Pâte à Croissant

Croissants have been a cornerstone of our training at the Patisserie Academy for many years. While they are often seen as one of the more technical pastries to master, we’ve proven time and again that with the right guidance, structure, and understanding, they can be made successfully and consistently. At the heart of great croissants lies baking science, from gluten development to temperature control and fermentation.

If you are interested to learn more, then my book “A Home Baker’s Guide to Food Science” might be a good idea to purchase. Have a look on our Buy Content page to learn more.

Preparation time: 4 hours 50 minutes
Baking time: 20–25 minutes
Servings: 16
Yield: ± 1 kg dough

Ingredients

500 g AP (All purpose) Flour / White Cake Flour

60 g castor sugar

10 ml salt

10 g dried yeast / 30 g fresh yeast

300 ml milk

270 g butter

Method

Dough Preparation

  1. Sift the flour, castor sugar, salt, and dried yeast together into a mixing bowl.

  2. Gradually add the milk and combine by hand, working the dough for about 5 minutes.*

  3. Knead the dough well for 10 minutes, then place it in a lightly floured bowl. Cover with a clean cloth.

  4. Leave the dough in a warm place for the first proving (pointage) for 1 hour, or until it has increased in size by about half.**

  5. Gently flatten the dough to release as much gas as possible. Roll it into a rectangle measuring 40 cm × 20 cm, place on a tray, cover with plastic wrap, and refrigerate for 30 minutes.

  6. Place the butter between two sheets of baking paper and roll it into a flat rectangle roughly half the size of the dough. Cover and refrigerate until firm.

Laminating Process

  1. Lightly dust the work surface and the dough with flour. Roll the dough out to 65 cm × 20 cm, taking care not to overwork it. Keep the dough moving and lightly floured to prevent sticking.
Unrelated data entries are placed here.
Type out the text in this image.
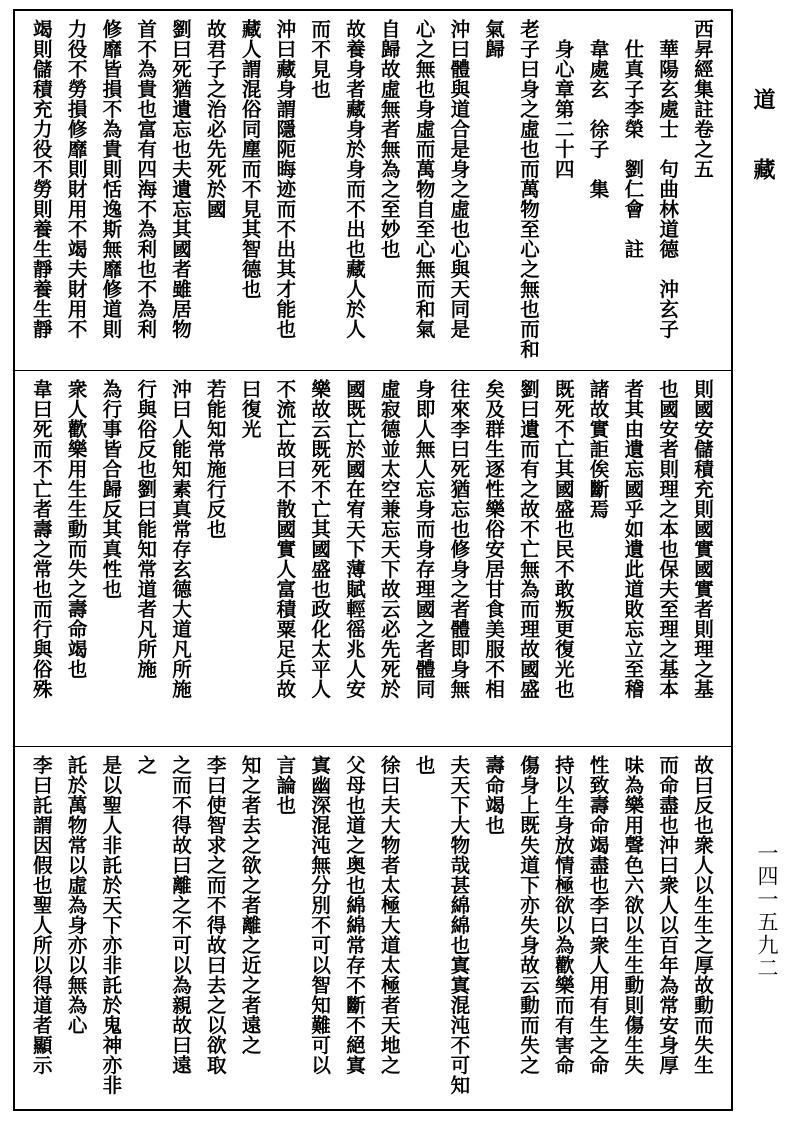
西昇經集註卷之五
　華陽玄處士　句曲林道德　沖玄子
　仕真子李榮　劉仁會　註
　韋處玄　徐子　集
　身心章第二十四
老子曰身之虛也而萬物至心之無也而和
氣歸
沖曰體與道合是身之虛也心與天同是
心之無也身虛而萬物自至心無而和氣
自歸故虛無者無為之至妙也
故養身者藏身於身而不出也藏人於人
而不見也
沖曰藏身謂隱阨晦迹而不出其才能也
藏人謂混俗同塵而不見其智德也
故君子之治必先死於國
劉曰死猶遺忘也夫遺忘其國者雖居物
首不為貴也富有四海不為利也不為利
修靡皆損不為貴則恬逸斯無靡修道則
力役不勞損修靡則財用不竭夫財用不
竭則儲積充力役不勞則養生靜養生靜
則國安儲積充則國實國實者則理之基
也國安者則理之本也保夫至理之基本
者其由遺忘國乎如遺此道敗忘立至稽
諸故實詎俟斷焉
既死不亡其國盛也民不敢叛更復光也
劉曰遺而有之故不亡無為而理故國盛
矣及群生逐性樂俗安居甘食美服不相
往來李曰死猶忘也修身之者體即身無
身即人無人忘身而身存理國之者體同
虛寂德並太空兼忘天下故云必先死於
國既亡於國在宥天下薄賦輕徭兆人安
樂故云既死不亡其國盛也政化太平人
不流亡故曰不散國實人富積粟足兵故
曰復光
若能知常施行反也
沖曰人能知素真常存玄德大道凡所施
行與俗反也劉曰能知常道者凡所施
為行事皆合歸反其真性也
衆人歡樂用生生動而失之壽命竭也
韋曰死而不亡者壽之常也而行與俗殊
故曰反也衆人以生生之厚故動而失生
而命盡也沖曰衆人以百年為常安身厚
味為樂用聲色六欲以生生動則傷生失
性致壽命竭盡也李曰衆人用有生之命
持以生身放情極欲以為歡樂而有害命
傷身上既失道下亦失身故云動而失之
壽命竭也
夫天下大物哉甚綿綿也寘寘混沌不可知
也
徐曰夫大物者太極大道太極者天地之
父母也道之奥也綿綿常存不斷不絕寘
寘幽深混沌無分別不可以智知難可以
言論也
知之者去之欲之者離之近之者遠之
李曰使智求之而不得故曰去之以欲取
之而不得故曰離之不可以為親故曰遠
之
是以聖人非託於天下亦非託於鬼神亦非
託於萬物常以虛為身亦以無為心
李曰託謂因假也聖人所以得道者顯示
道藏
一四一五九二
  2. Place the chilled butter in the centre of the dough. Fold each end of the dough over the butter, meeting in the middle. Pinch to seal. The dough should now measure approximately 20 cm × 18 cm.

  3. With a short end facing you (butter visible), roll the dough lengthwise from top to bottom, flouring as needed.

  4. Rotate the dough 180 degrees and roll again to 65 cm.

  5. Fold one third of the dough over the centre, then fold the remaining third over the top. This completes one single turn.***

  6. Wrap the dough in plastic and refrigerate for 1 hour.

  7. For the final turn, perform a double (book) turn. Roll the dough slightly thinner to accommodate the extra folds.

  8. Fold both ends of the dough into the centre, then fold in half as if closing a book.

  9. Wrap the croissant dough in plastic and refrigerate for 1 hour before use.****

Baking Croissants

  1. Roll out the croissant dough into a rectangle measuring

  2. 20 cm × 60 cm, about 5 mm thick.

  3. Cut into triangles approximately 20 cm long with a 10 cm base. Gently stretch each triangle by about 10% before rolling.

    Roll each croissant and place on a lined baking tray, leaving 5 cm space between each one.*****

  4. Cover with a damp cloth and leave in a warm place to proof until doubled in size, approximately 1 hour.

  5. Brush each croissant with egg wash.

  6. Bake at 185°C for 20–25 minutes until golden brown.
    Unlike puff pastry, croissants bake at a slightly lower temperature due to the yeast-based leavening.

Notes

* Ideally, this dough should be made using a stand mixer fitted with a dough hook, as it can be quite firm to work by hand. Mix for 10 minutes, or until the dough comes away from the sides of the bowl. If the dough feels too dry, add 1–2 tablespoons of milk to soften it.

** Monitor the first proof carefully. This stage is intended only to activate the yeast. Over-proofing at this stage may result in a sour dough.

*** When turning the dough, maintain the original rectangular shape by gently stretching or rolling. This ensures even butter distribution throughout the dough.

**** Resting the dough in the refrigerator relaxes the gluten and allows the butter to firm up, which is essential for proper lamination.

***** To test if croissants are ready to bake, gently press the surface with your index finger. The dough should feel soft and elastic and slowly spring back. If it feels firm or does not recover, it is over-proofed.